Managing such a complex digital environment requires proper management, orchestration and automation tools. That is why ICC is also implementing DevOps, a method to structure the deployment of fixes, optimizations, new functions and so on.

ICC has prepared a set of training materials for Carnet holders and national Customs authorities. A ticketing system was also set up in 2019 to support the deployment of the pilot project and its participants.

Pilot results and way forward

The very first temporary admission operation using the eATA Carnet was carried out successfully in Switzerland on 20 October 2019. Other operations soon followed in Belgium, China and Russia. In the four pilot countries, only selected Customs offices participated in the pilot phase.

The tests demonstrated that the eATA concept works well, and that the digital tools developed by ICC function as expected. To pave the way for national Customs agencies to adopt eATA Carnets, a standardized notification template was approved by the WCO ATA/Istanbul Administrative Committee on 16 November 2020. The template sets clear guidelines for governments and national Customs to activate the acceptance of eATA Carnets.

A key challenge during any pilot project is to carry out a sufficient number of operations for the pilot to be meaningful, the objective being to move with confidence to the full implementation phase. As international travel has been severely impacted by the COVID-19 pandemic, the volume of trade operations using ATA Carnets has dropped by 60% to 70%, and it has become difficult to find individuals and companies wishing to test the eATA solution.

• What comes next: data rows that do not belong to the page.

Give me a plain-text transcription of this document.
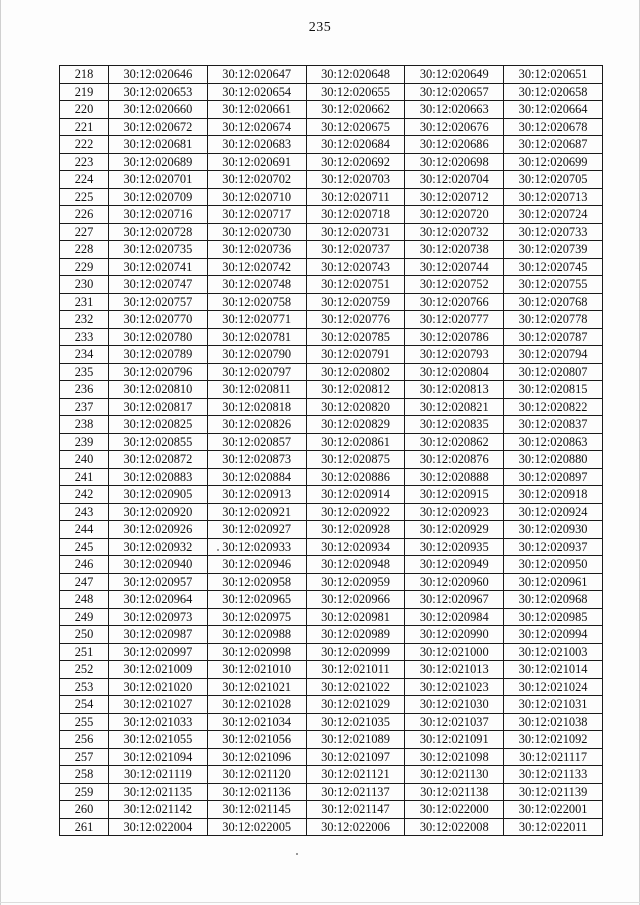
235
218	30:12:020646	30:12:020647	30:12:020648	30:12:020649	30:12:020651
219	30:12:020653	30:12:020654	30:12:020655	30:12:020657	30:12:020658
220	30:12:020660	30:12:020661	30:12:020662	30:12:020663	30:12:020664
221	30:12:020672	30:12:020674	30:12:020675	30:12:020676	30:12:020678
222	30:12:020681	30:12:020683	30:12:020684	30:12:020686	30:12:020687
223	30:12:020689	30:12:020691	30:12:020692	30:12:020698	30:12:020699
224	30:12:020701	30:12:020702	30:12:020703	30:12:020704	30:12:020705
225	30:12:020709	30:12:020710	30:12:020711	30:12:020712	30:12:020713
226	30:12:020716	30:12:020717	30:12:020718	30:12:020720	30:12:020724
227	30:12:020728	30:12:020730	30:12:020731	30:12:020732	30:12:020733
228	30:12:020735	30:12:020736	30:12:020737	30:12:020738	30:12:020739
229	30:12:020741	30:12:020742	30:12:020743	30:12:020744	30:12:020745
230	30:12:020747	30:12:020748	30:12:020751	30:12:020752	30:12:020755
231	30:12:020757	30:12:020758	30:12:020759	30:12:020766	30:12:020768
232	30:12:020770	30:12:020771	30:12:020776	30:12:020777	30:12:020778
233	30:12:020780	30:12:020781	30:12:020785	30:12:020786	30:12:020787
234	30:12:020789	30:12:020790	30:12:020791	30:12:020793	30:12:020794
235	30:12:020796	30:12:020797	30:12:020802	30:12:020804	30:12:020807
236	30:12:020810	30:12:020811	30:12:020812	30:12:020813	30:12:020815
237	30:12:020817	30:12:020818	30:12:020820	30:12:020821	30:12:020822
238	30:12:020825	30:12:020826	30:12:020829	30:12:020835	30:12:020837
239	30:12:020855	30:12:020857	30:12:020861	30:12:020862	30:12:020863
240	30:12:020872	30:12:020873	30:12:020875	30:12:020876	30:12:020880
241	30:12:020883	30:12:020884	30:12:020886	30:12:020888	30:12:020897
242	30:12:020905	30:12:020913	30:12:020914	30:12:020915	30:12:020918
243	30:12:020920	30:12:020921	30:12:020922	30:12:020923	30:12:020924
244	30:12:020926	30:12:020927	30:12:020928	30:12:020929	30:12:020930
245	30:12:020932	30:12:020933	30:12:020934	30:12:020935	30:12:020937
246	30:12:020940	30:12:020946	30:12:020948	30:12:020949	30:12:020950
247	30:12:020957	30:12:020958	30:12:020959	30:12:020960	30:12:020961
248	30:12:020964	30:12:020965	30:12:020966	30:12:020967	30:12:020968
249	30:12:020973	30:12:020975	30:12:020981	30:12:020984	30:12:020985
250	30:12:020987	30:12:020988	30:12:020989	30:12:020990	30:12:020994
251	30:12:020997	30:12:020998	30:12:020999	30:12:021000	30:12:021003
252	30:12:021009	30:12:021010	30:12:021011	30:12:021013	30:12:021014
253	30:12:021020	30:12:021021	30:12:021022	30:12:021023	30:12:021024
254	30:12:021027	30:12:021028	30:12:021029	30:12:021030	30:12:021031
255	30:12:021033	30:12:021034	30:12:021035	30:12:021037	30:12:021038
256	30:12:021055	30:12:021056	30:12:021089	30:12:021091	30:12:021092
257	30:12:021094	30:12:021096	30:12:021097	30:12:021098	30:12:021117
258	30:12:021119	30:12:021120	30:12:021121	30:12:021130	30:12:021133
259	30:12:021135	30:12:021136	30:12:021137	30:12:021138	30:12:021139
260	30:12:021142	30:12:021145	30:12:021147	30:12:022000	30:12:022001
261	30:12:022004	30:12:022005	30:12:022006	30:12:022008	30:12:022011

It might therefore be necessary to continue the pilot project both with “real” Carnets (where the holder, goods and transaction exist) and “demo” Carnets (where the holder, goods and transaction are fictitious). In this way, pilot countries could continue testing the system and gathering user experience and feedback, and still be fully prepared for the implementation phase. To boost real transaction volume, it would also be helpful if more Customs offices could participate in the project. Those suggestions and plans will be discussed at the next WCO eATA Working Group meeting which will take place during the first half of 2021.

More information

[1] ATA is an acronym of the French and English terms “Admission Temporaire/Temporary Admission”. The ATA Carnet is established under the Customs Convention on the ATA Carnet for the temporary admission of goods (ATA Convention) and the Convention on Temporary Admission (Istanbul Convention)

[2] An API is a tool that specifies ways in which software can interact with an application such that the data from the latter is available in the former. APIs interact with the target application exclusively through the back end.